One of our favorite lunch places, a popular sandwich shoppe in Halfmoon, has upgraded their facility, moving to a bigger, better building next store. Obviously the move came from the swell of popularity the place has deservedly gotten. The new building has flat-screen TVs, more dining-room tables, a nicer reception area for pickups, etc. Is bigger always better? There’s a nagging fear in me that when the big-screen TVs come out, somehow the product that made such an upgrade necessary suffers. Of course any small business would be pumped that things have taken off to the point that new digs are needed, but it kind of feels like the beginning of the end. Not an end to the actual business, if you build it they will come, but an end to the character that made the place one of our favorites. How many times have you looked back on one of your favorites and recognized that the Grand Opening of the new location was when said company jumped the shark? The TVs are nice and the dining room is huge, but the charm is gone, and so often that means the product goes with it.

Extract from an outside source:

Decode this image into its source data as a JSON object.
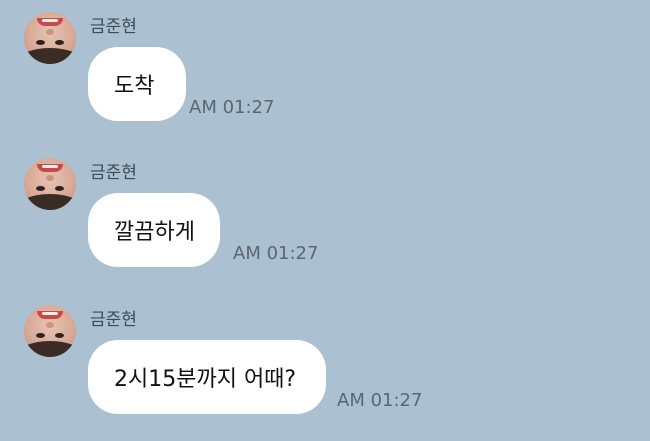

The Best $54.00 I Ever Spent

One of our dogs had a small bump on her belly the last two weeks. Of course we thought the worst. We went on Pet MD, and they said it could be anything from a hang nail to terminal cancer. We have a vet up north (outside Plattsburgh) that we use, so plans to bring Lola up there for a biopsy were being planned. Finally we broke down and brought her to $$$$$$haker Vet in Latham. We went in expecting them to read us a doom’s-day report, where all kinds of test$$$$$ would be required, but it didn’t happen. They told us she was fine, a very common condition in female dogs of a certain age (six in her case), and that she was as healthy as a horse, and apparently eating like one too. I have to hand it to Shaker Vet. They were fantastic with her in every way, and they put our hearts at ease. Last night was a great night with that worry omitted. The Best $54.00 I ever spent.

Sign of the Times

Last night we went to dinner at D’Raymond’s with some friends. They told us that a package they ordered from a week before had been ripped apart on their doorstep when they got home from work. How scary. Turns out this is becoming a trend. People follow UPS trucks through neighborhoods and watch for Amazon boxes to be delivered. When the recipient doesn’t answer and the driver leaves the package on the property, people walk right up, tear through the packages for anything valuable. Wow. To me this is what happens when 10% of the population is out of work. Can’t we just pay 1% more taxes and keep everybody employed? But I guess a positive to this is that people might start buying local again instead of Internet ordering. I know over the Net is easier, but I don’t want to give anybody an enticement to come onto my property when I’m not home. It’s a sign of the times.